The calculation of the routing information for the user and item blocks both depend on the given ratings data set. In your case when you calculate the user routing information, then it will first read the ratings data set and apply the first
operator on it. The first
operator returns n
-arbitrary elements from the underlying data set. The problem right now is that Flink does not store the result of this first
operation for the calculation of the item routing information. Instead, when you start the calculation of the item routing information, Flink will re-execute the dataflow starting from its sources. This means that it reads the ratings data set from disk and applies the first
operator on it again. This will give you in many cases a different set of ratings compared to the result of the first first
operation.
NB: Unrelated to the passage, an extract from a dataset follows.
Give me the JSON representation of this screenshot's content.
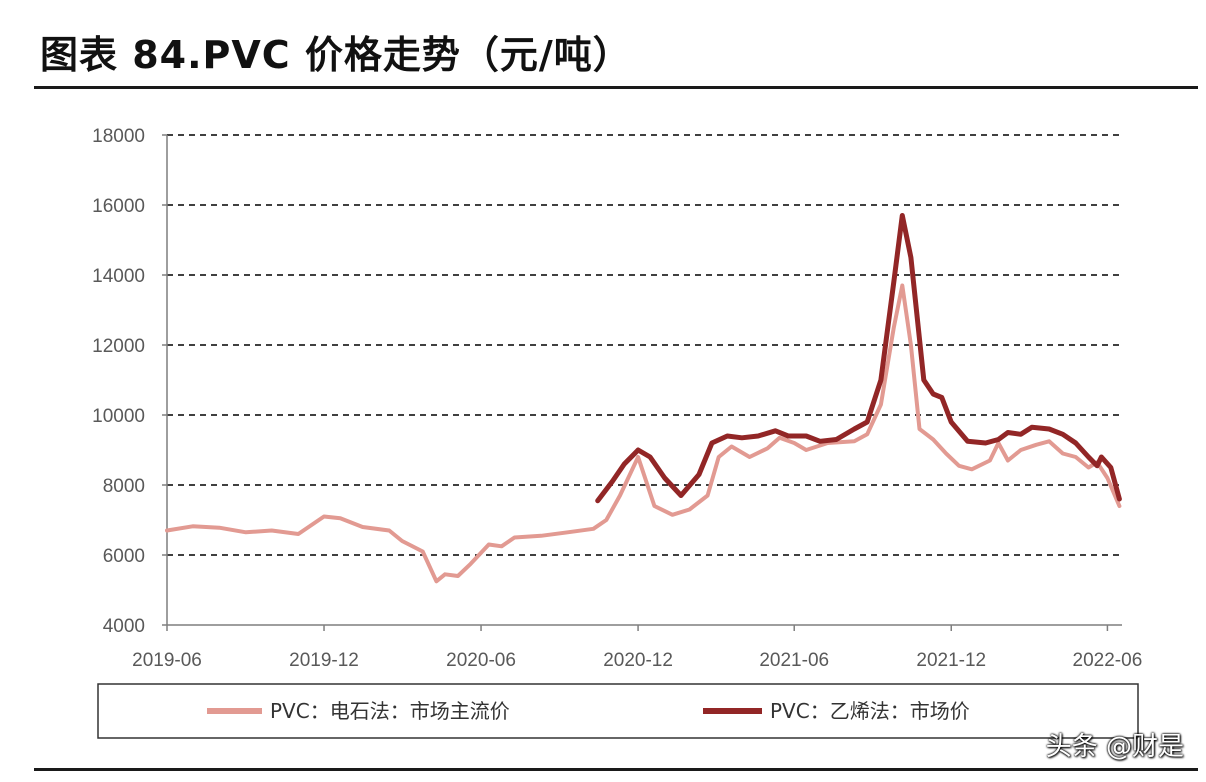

Therefore, the generated routing information are inconsistent and ALS
fails.
You can circumvent the problem by materializing the result of the first
operator and use this result as the input for the ALS
algorithm. The object FlinkMLTools
contains a method persist
which takes a DataSet
, writes it to the given path and then returns a new DataSet
which reads the just written DataSet
. This allows you to break up the resulting dataflow graph.
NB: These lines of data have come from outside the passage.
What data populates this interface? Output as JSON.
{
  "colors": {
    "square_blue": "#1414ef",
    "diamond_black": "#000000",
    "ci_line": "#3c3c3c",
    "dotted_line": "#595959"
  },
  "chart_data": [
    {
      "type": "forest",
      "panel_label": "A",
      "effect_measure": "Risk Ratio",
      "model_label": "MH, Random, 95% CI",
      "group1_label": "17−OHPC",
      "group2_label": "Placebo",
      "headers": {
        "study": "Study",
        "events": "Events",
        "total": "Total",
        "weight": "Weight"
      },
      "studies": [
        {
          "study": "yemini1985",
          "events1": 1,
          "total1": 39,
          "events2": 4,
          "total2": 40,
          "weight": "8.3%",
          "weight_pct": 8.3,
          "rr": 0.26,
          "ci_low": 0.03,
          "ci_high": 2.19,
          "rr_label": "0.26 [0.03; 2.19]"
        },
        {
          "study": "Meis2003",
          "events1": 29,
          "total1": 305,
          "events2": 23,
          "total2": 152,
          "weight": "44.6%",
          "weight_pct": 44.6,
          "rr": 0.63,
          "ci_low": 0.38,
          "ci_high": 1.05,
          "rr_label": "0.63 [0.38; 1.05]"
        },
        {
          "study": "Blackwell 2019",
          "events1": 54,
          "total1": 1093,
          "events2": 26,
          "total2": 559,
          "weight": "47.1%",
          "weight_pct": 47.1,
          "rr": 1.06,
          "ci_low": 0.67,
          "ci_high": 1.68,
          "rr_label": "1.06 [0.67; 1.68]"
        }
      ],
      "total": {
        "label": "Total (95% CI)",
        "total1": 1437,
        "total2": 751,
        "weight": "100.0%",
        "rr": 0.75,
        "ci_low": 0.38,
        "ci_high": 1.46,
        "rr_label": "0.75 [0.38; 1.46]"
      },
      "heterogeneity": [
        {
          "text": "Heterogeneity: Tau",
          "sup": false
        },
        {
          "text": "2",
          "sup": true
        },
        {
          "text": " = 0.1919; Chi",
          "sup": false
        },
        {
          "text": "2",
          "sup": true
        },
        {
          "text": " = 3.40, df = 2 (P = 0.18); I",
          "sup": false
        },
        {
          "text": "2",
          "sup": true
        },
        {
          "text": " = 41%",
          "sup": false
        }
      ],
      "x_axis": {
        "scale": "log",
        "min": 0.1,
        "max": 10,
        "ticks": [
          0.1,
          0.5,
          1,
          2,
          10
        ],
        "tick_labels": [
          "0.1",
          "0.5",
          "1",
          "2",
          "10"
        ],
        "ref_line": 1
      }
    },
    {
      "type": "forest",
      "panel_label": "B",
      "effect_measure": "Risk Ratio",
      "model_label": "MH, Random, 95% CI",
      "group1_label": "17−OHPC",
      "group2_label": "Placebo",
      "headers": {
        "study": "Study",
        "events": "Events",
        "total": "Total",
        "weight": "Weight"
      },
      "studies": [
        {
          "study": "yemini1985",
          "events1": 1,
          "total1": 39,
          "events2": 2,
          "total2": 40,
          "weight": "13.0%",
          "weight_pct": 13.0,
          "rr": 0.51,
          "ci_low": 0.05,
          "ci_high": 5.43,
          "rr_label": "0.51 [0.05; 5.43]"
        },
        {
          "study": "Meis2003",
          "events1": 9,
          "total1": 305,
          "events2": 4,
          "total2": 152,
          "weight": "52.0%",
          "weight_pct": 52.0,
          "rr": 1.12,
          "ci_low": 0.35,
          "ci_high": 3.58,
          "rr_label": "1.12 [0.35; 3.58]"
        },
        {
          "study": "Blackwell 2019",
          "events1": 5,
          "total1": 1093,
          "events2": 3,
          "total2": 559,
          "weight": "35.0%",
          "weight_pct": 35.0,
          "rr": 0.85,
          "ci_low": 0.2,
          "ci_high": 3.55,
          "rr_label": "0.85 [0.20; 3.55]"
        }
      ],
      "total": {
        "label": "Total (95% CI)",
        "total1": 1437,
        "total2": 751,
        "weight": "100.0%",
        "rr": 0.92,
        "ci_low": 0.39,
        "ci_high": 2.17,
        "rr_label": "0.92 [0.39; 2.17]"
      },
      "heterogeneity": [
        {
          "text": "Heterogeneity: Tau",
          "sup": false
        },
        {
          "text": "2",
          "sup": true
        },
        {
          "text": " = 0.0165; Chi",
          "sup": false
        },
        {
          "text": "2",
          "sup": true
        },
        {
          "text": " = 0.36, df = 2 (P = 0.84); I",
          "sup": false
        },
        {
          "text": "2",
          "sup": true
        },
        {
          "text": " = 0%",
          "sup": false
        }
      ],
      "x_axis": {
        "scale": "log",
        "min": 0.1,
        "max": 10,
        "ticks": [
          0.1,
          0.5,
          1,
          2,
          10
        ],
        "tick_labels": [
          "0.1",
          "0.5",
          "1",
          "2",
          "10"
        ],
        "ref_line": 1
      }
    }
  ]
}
val firstTrainingSet : DataSet[(Int, Int, Double)] =
ratings
.map(r => (r.userId, r.movieId, r.rating))
.first((ratings.count()-1).toInt)
val trainingSet = FlinkMLTools.persist(firstTrainingSet, "/tmp/tmpALS/training")
val als = ALS()
.setIterations(10)
.setNumFactors(10)
.setBlocks(150)
.setTemporaryPath("/tmp/tmpALS/")
val parameters = ParameterMap()
.add(ALS.Lambda, 0.01) // After some tests, this value seems to fit the problem
.add(ALS.Seed, 42L)
als.fit(trainingSet, parameters)
Alternatively, you can try to leave the temporaryPath
unset. Then all steps (routing information calculation and als iteration) are executed in a pipelined fashion. This means that both the user and item routing information calculation use the same input data set which results from the first
operator.
The Flink community is currently working on keeping intermediate results of operators in the memory. This will allow to pin the result of the first
operator so that it won't be calculated twice and, thus, not giving differing results due to its non-deterministic nature.